Sciences & Technique Les rats aident moins leur prochain en présence de rats témoins passifs

AFP

8.7.2020 - 23:02

Un rat libère un congénère d'une cage en plastique, dans une expérience menée par une neurobiologiste de l'université de Chicago
Un rat libère un congénère d'une cage en plastique, dans une expérience menée par une neurobiologiste de l'université de Chicago
Source: University of Chicago/AFP

Les rats sont moins enclins à secourir un congénère si des membres de leur groupe assistent passivement à la scène, selon une étude qui éclaire d'un nouveau jour le soi-disant «effet spectateur» ou «effet témoin».

Pour Peggy Mason, neurobiologiste à l'université de Chicago et autrice principale de l'expérience, les résultats peuvent aider à mieux comprendre des comportements humains, en particulier ceux des policiers qui n'interviennent pas quand un coéquipier se livre à des violences abusives.

L'expérience, décrite dans la revue américaine Science Advances mercredi, a montré qu'un rat, lorsqu'il était seul, aidait généralement un autre rat à se libérer d'un piège (une boîte en plastique), et lui ouvrait la porte.

Mais lorsque les chercheurs ont ajouté à la scène deux rats témoins et médicamentés avec des anxiolytiques, le même rat n'intervenait plus et laissait son congénère bloqué.

A l'inverse, quand les rats-témoins n'étaient pas drogués, le rat était encore plus enclin à devenir un bon Samaritain que lorsqu'il était seul.

«C'est une étude qui tombe à point», dit à l'AFP Peggy Mason. «Dans l'affaire George Floyd, il y avait trois autres policiers, dont un qui était devenu policier pour changer ce qu'on disait sur les brutalités policières contre les personnes noires, et pourtant, il est resté à côté sans intervenir».

Pour la chercheuse, les policiers n'étaient pas médicamentés comme les rats mais avaient subi un conditionnement similaire, sous la forme «d'années d'entraînement».

Quand une personne n'aide pas, «cette personne n'est pas une brebis galeuse, c'est une brebis parmi d'autres», tous soumises aux règles innées des comportements de mammifères. «On est programmés pour agir ainsi».

Le terme d'effet-spectateur a été inventé par des psychologues après le meurtre en 1964 de Catherine (Kitty) Genovese à New York, auquel une trentaine de voisins auraient assisté sans intervenir.
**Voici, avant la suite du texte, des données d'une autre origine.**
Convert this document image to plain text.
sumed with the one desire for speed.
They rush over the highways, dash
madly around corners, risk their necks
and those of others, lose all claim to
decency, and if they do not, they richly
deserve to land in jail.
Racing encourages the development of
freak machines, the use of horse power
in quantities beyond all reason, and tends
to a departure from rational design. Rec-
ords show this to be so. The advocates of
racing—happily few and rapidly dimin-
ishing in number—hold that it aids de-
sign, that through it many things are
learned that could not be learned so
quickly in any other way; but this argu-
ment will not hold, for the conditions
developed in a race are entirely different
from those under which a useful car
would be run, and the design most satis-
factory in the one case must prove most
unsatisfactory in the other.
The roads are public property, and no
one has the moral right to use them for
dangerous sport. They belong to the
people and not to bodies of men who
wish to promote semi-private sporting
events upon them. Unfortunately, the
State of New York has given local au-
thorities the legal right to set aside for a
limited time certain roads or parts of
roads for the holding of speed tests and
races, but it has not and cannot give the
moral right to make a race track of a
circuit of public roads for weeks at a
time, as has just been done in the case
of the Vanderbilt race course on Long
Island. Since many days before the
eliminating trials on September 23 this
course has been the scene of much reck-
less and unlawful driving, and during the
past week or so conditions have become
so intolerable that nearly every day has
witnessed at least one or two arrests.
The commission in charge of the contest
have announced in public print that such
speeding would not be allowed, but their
En réalité, plusieurs étaient intervenus, mais le concept a perduré, et a été vérifié par des expériences où des humains étaient entourés de témoins passifs.

Un article scientifique de Richard Philpot publié dans la revue American Psychologist l'an dernier a montré qu'en réalité, dans le monde réel (et non comme dans les vieilles expériences humaines), les témoins d'une scène intervenaient la plupart du temps. Son étude a passé en revue plus de 200 violents incidents enregistrés par des caméras de surveillance: dans neuf cas sur dix, les gens intervenaient.

La nouvelle expérience sur les rats est cohérente avec cette étude de Richard Philpot car elle montre que le désir d'entraide du rat est magnifié par la présence de témoins aidants.

L'équipe de Peggy Mason pense que chez les humains, comme chez les rats, l'altruisme est lié aux circuits internes de récompenses du cerveau, et non à une notion de qui, parmi plusieurs personnes, est censée être responsable.